Le 14 mai 1917, le maréchal Joseph Joffre et le secrétaire à la Guerre des États-Unis, Newton D. Baker, signent un accord qui prévoit :
- L'envoi d’un corps expéditionnaire, l'American Expeditionary Force (AEF), dont la France fournira les armements et munitions en contrepartie de l’envoi des matières premières nécessaires à leur fabrication.
- Une avant-garde de 16 à 20 000 combattants sera transportée en France début juin. Le général Pershing est placé à la tête de l'AEF.
- Aussitôt que possible les États-Unis enverront 50 000 hommes appartenant aux unités techniques (service automobile, chemin de fer, routes, santé, subsistances, etc.) pour préparer l'arrivée du gros des troupes.

Pershing est arrivé, eh ! eh !
Le 13 juin 1917, 177 Américains, dont le général John Pershing, commandant en chef du corps expéditionnaire, et le capitaine George Patton, débarquent à Boulogne-sur-Mer dans la liesse populaire. « Avec leurs uniformes de drap olive, leurs feutres à larges bords, leurs ceintures à pochettes multiples, cette allure de jeunes cow-boys de l'Ouest américain, ils apportaient une note de pittoresque inédit dans nos décors de guerre », relate le journal L'Illustration.

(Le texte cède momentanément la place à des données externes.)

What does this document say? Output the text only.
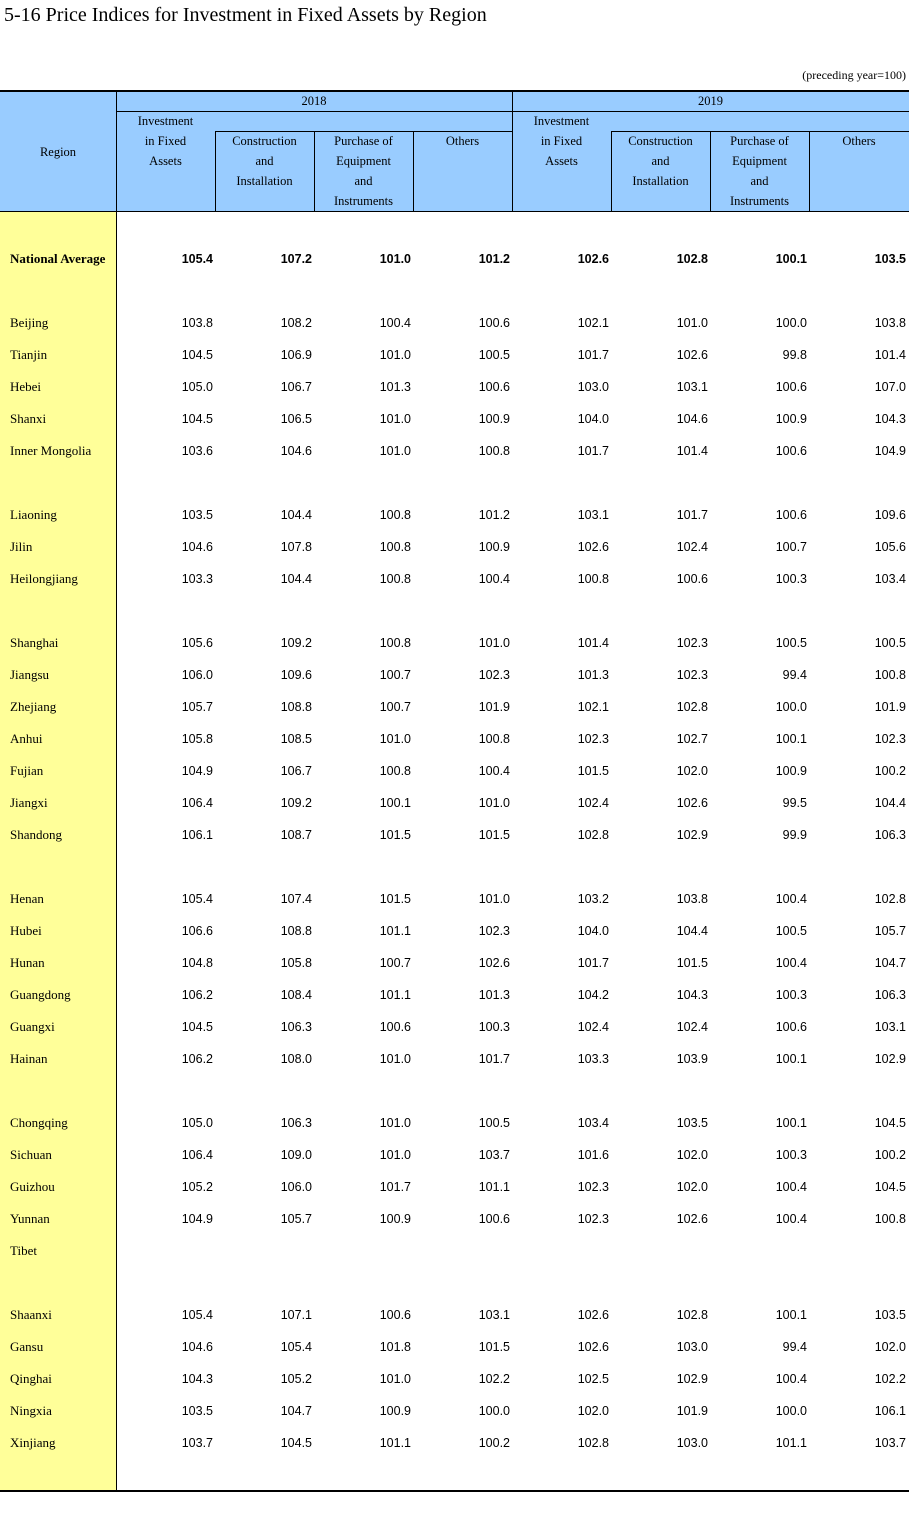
5-16 Price Indices for Investment in Fixed Assets by Region
(preceding year=100)
Region
2018	2019
Investment
in Fixed
Assets
Construction
and
Installation
Purchase of
Equipment
and
Instruments
Others
Investment
in Fixed
Assets
Construction
and
Installation
Purchase of
Equipment
and
Instruments
Others
National Average	105.4	107.2	101.0	101.2	102.6	102.8	100.1	103.5
Beijing	103.8	108.2	100.4	100.6	102.1	101.0	100.0	103.8
Tianjin	104.5	106.9	101.0	100.5	101.7	102.6	99.8	101.4
Hebei	105.0	106.7	101.3	100.6	103.0	103.1	100.6	107.0
Shanxi	104.5	106.5	101.0	100.9	104.0	104.6	100.9	104.3
Inner Mongolia	103.6	104.6	101.0	100.8	101.7	101.4	100.6	104.9
Liaoning	103.5	104.4	100.8	101.2	103.1	101.7	100.6	109.6
Jilin	104.6	107.8	100.8	100.9	102.6	102.4	100.7	105.6
Heilongjiang	103.3	104.4	100.8	100.4	100.8	100.6	100.3	103.4
Shanghai	105.6	109.2	100.8	101.0	101.4	102.3	100.5	100.5
Jiangsu	106.0	109.6	100.7	102.3	101.3	102.3	99.4	100.8
Zhejiang	105.7	108.8	100.7	101.9	102.1	102.8	100.0	101.9
Anhui	105.8	108.5	101.0	100.8	102.3	102.7	100.1	102.3
Fujian	104.9	106.7	100.8	100.4	101.5	102.0	100.9	100.2
Jiangxi	106.4	109.2	100.1	101.0	102.4	102.6	99.5	104.4
Shandong	106.1	108.7	101.5	101.5	102.8	102.9	99.9	106.3
Henan	105.4	107.4	101.5	101.0	103.2	103.8	100.4	102.8
Hubei	106.6	108.8	101.1	102.3	104.0	104.4	100.5	105.7
Hunan	104.8	105.8	100.7	102.6	101.7	101.5	100.4	104.7
Guangdong	106.2	108.4	101.1	101.3	104.2	104.3	100.3	106.3
Guangxi	104.5	106.3	100.6	100.3	102.4	102.4	100.6	103.1
Hainan	106.2	108.0	101.0	101.7	103.3	103.9	100.1	102.9
Chongqing	105.0	106.3	101.0	100.5	103.4	103.5	100.1	104.5
Sichuan	106.4	109.0	101.0	103.7	101.6	102.0	100.3	100.2
Guizhou	105.2	106.0	101.7	101.1	102.3	102.0	100.4	104.5
Yunnan	104.9	105.7	100.9	100.6	102.3	102.6	100.4	100.8
Tibet
Shaanxi	105.4	107.1	100.6	103.1	102.6	102.8	100.1	103.5
Gansu	104.6	105.4	101.8	101.5	102.6	103.0	99.4	102.0
Qinghai	104.3	105.2	101.0	102.2	102.5	102.9	100.4	102.2
Ningxia	103.5	104.7	100.9	100.0	102.0	101.9	100.0	106.1
Xinjiang	103.7	104.5	101.1	100.2	102.8	103.0	101.1	103.7
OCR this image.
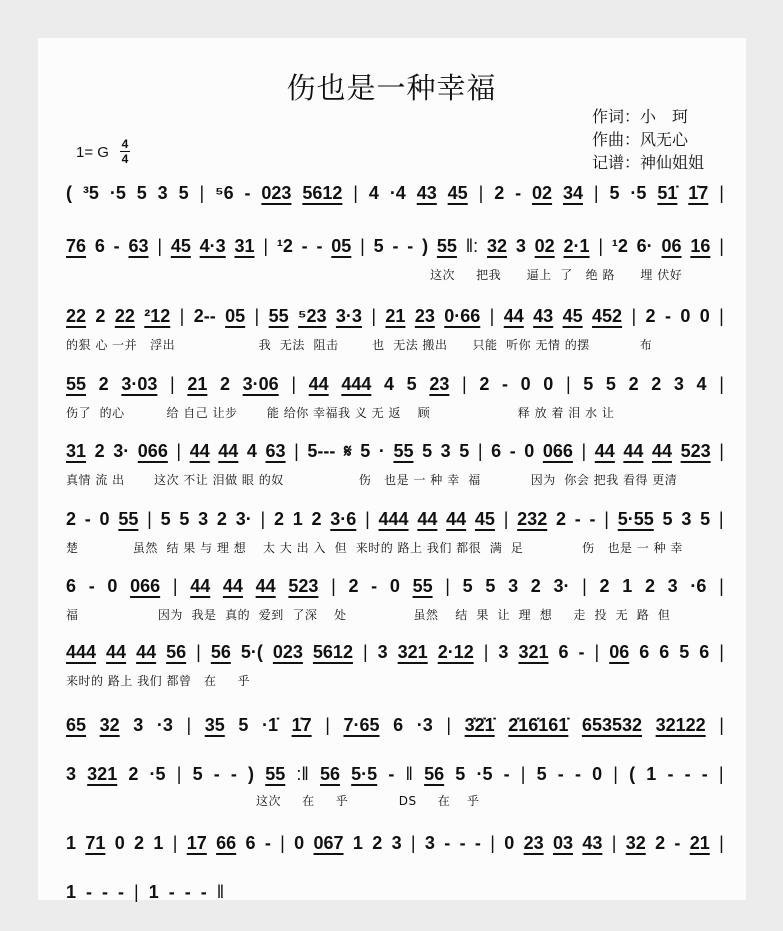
伤也是一种幸福
作词：小　珂
作曲：风无心
记谱：神仙姐姐
1= G 4
4
( ³5 ·5 5 3 5 | ⁵6 - 023 5612 | 4 ·4 43 45 | 2 - 02 34 | 5 ·5 51̇ 1̇7 |
76 6 - 63 | 45 4·3 31 | ¹2 - - 05 | 5 - - ) 55 ‖: 32 3 02 2·1 | ¹2 6· 06 16 |
这次　  把我　   逼上  了   绝 路　   埋 伏好
22 2 22 ²12 | 2-- 05 | 55 ⁵23 3·3 | 21 23 0·66 | 44 43 45 452 | 2 - 0 0 |
的狠 心 一并   浮出　　　　　　  我  无法  阻击　　  也  无法 搬出　　只能  听你 无情 的摆　　　　布
55 2 3·03 | 21 2 3·06 | 44 444 4 5 23 | 2 - 0 0 | 5 5 2 2 3 4 |
伤了  的心　　　 给 自己 让步　　 能 给你 幸福我 义 无 返　 顾　　　　　　　释 放 着 泪 水 让
31 2 3· 066 | 44 44 4 63 | 5--- 𝄋 5 · 55 5 3 5 | 6 - 0 066 | 44 44 44 523 |
真情 流 出　　 这次 不让 泪做 眼 的奴　　　　　　伤   也是 一 种 幸  福　　　　因为  你会 把我 看得 更清
2 - 0 55 | 5 5 3 2 3· | 2 1 2 3·6 | 444 44 44 45 | 232 2 - - | 5·55 5 3 5 |
楚　　　　 虽然  结 果 与 理 想　 太 大 出 入  但  来时的 路上 我们 都很  满  足　　　　  伤   也是 一 种 幸
6 - 0 066 | 44 44 44 523 | 2 - 0 55 | 5 5 3 2 3· | 2 1 2 3 ·6 |
福　　　　　　 因为  我是  真的  爱到  了深　 处　　　　　 虽然　 结  果  让  理  想　  走  投  无  路  但
444 44 44 56 | 56 5·( 023 5612 | 3 321 2·12 | 3 321 6 - | 06 6 6 5 6 |
来时的 路上 我们 都曾　在　  乎
65 32 3 ·3 | 35 5 ·1̇ 1̇7 | 7·65 6 ·3 | 3̇2̇1̇ 2̇16̇161̇ 653532 32122 |
3 321 2 ·5 | 5 - - ) 55 :‖ 56 5·5 - ‖ 56 5 ·5 - | 5 - - 0 | ( 1 - - - |
这次　  在　  乎　　　   DS　  在　 乎
1 71 0 2 1 | 17 66 6 - | 0 067 1 2 3 | 3 - - - | 0 23 03 43 | 32 2 - 21 |
1 - - - | 1 - - - ‖
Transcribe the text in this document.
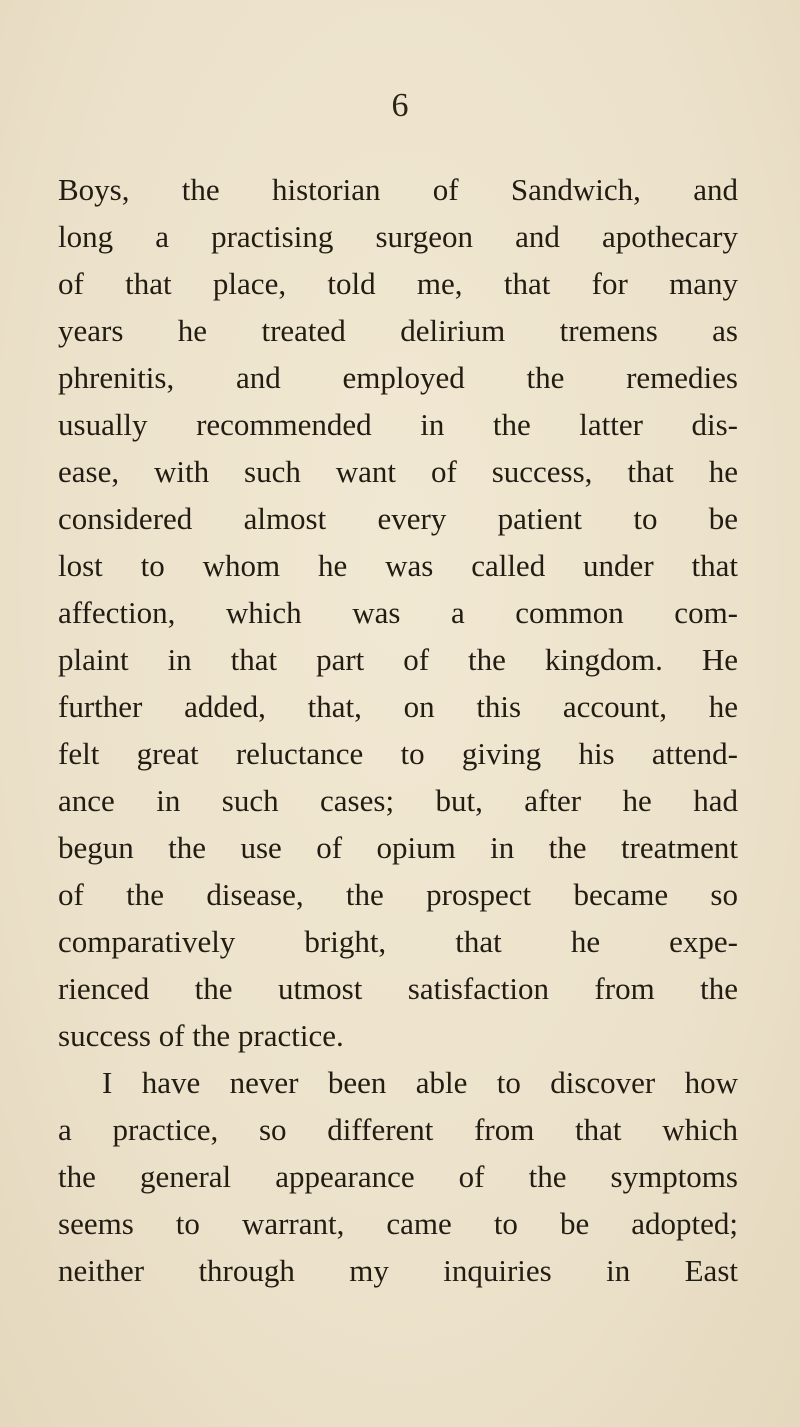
6
Boys, the historian of Sandwich, and
long a practising surgeon and apothecary
of that place, told me, that for many
years he treated delirium tremens as
phrenitis, and employed the remedies
usually recommended in the latter dis-
ease, with such want of success, that he
considered almost every patient to be
lost to whom he was called under that
affection, which was a common com-
plaint in that part of the kingdom. He
further added, that, on this account, he
felt great reluctance to giving his attend-
ance in such cases; but, after he had
begun the use of opium in the treatment
of the disease, the prospect became so
comparatively bright, that he expe-
rienced the utmost satisfaction from the
success of the practice.
I have never been able to discover how
a practice, so different from that which
the general appearance of the symptoms
seems to warrant, came to be adopted;
neither through my inquiries in East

Le général Pershing a reçu les consignes suivantes du président Wilson :
- Mise sur pied d’une armée américaine indépendante. L'instruction, commencée en Amérique, se terminera en France. Quatre divisions d'infanterie sont mises immédiatement à l'instruction. L'instruction des unités américaines dans la zone des armées sera assurée par des unités combattantes françaises. Les Français et les Britanniques pensaient intégrer les soldats américains dans leurs unités et sous leur commandement. C'est la question de « l'amalgame » qui va préoccuper les relations entre alliés jusqu'à la fin de la guerre. Une des premières missions confiées à Pershing par Wilson est de mettre sur pied une armée américaine indépendante. Le 28 juin 1917, la 1re division d'infanterie américaine (surnommée « The Big Red One », « Le Grand Rouge », qui correspond à son insigne) débarque à Saint-Nazaire.

Un Sammie
Le 4 juillet 1917, une cérémonie est organisée pour les premiers soldats de l’AEF arrivés à Paris au cimetière de Picpus sur la tombe de La Fayette, « le héros des deux mondes ». À cette occasion, le capitaine Charles E. Stanton de l’état-major du général Pershing prononce un discours resté célèbre : « Je regrette de ne pas pouvoir m’adresser à la gentille population française dans la belle langue de son loyal pays. Le fait ne peut pas être oublié que votre nation était notre amie quand l’Amérique s’est battue pour son existence, quand une poignée d’hommes courageux et patriotes ont été déterminés à défendre les droits que leur Créateur leur avait donné -- que la France en la personne de La Fayette est venue à notre aide en paroles et en actes. Ce serait de l’ingratitude de ne pas se souvenir de cela et l'Amérique ne fera pas défaut à ses obligations… Par conséquent, c'est avec une grande fierté que nous embrassons les couleurs en hommage de respect envers ce citoyen de votre grande République, et ici et maintenant dans l'ombre de l'illustre mort nous l'assurons de notre cœur et notre honneur pour donner à cette guerre une issue favorable. Lafayette nous sommes là ! »

Les 2 et 3 novembre 1917 a lieu le premier engagement de troupes américaines, un bataillon combat à Bathelémont-lès-Bauzemont (région de Lunéville) ; trois soldats sont tués (les premiers de l’AEF). À partir du 15 janvier, une brigade (2 régiments) et la totalité de l'artillerie de la 1re DIUS sont intégrées à la 1re armée française.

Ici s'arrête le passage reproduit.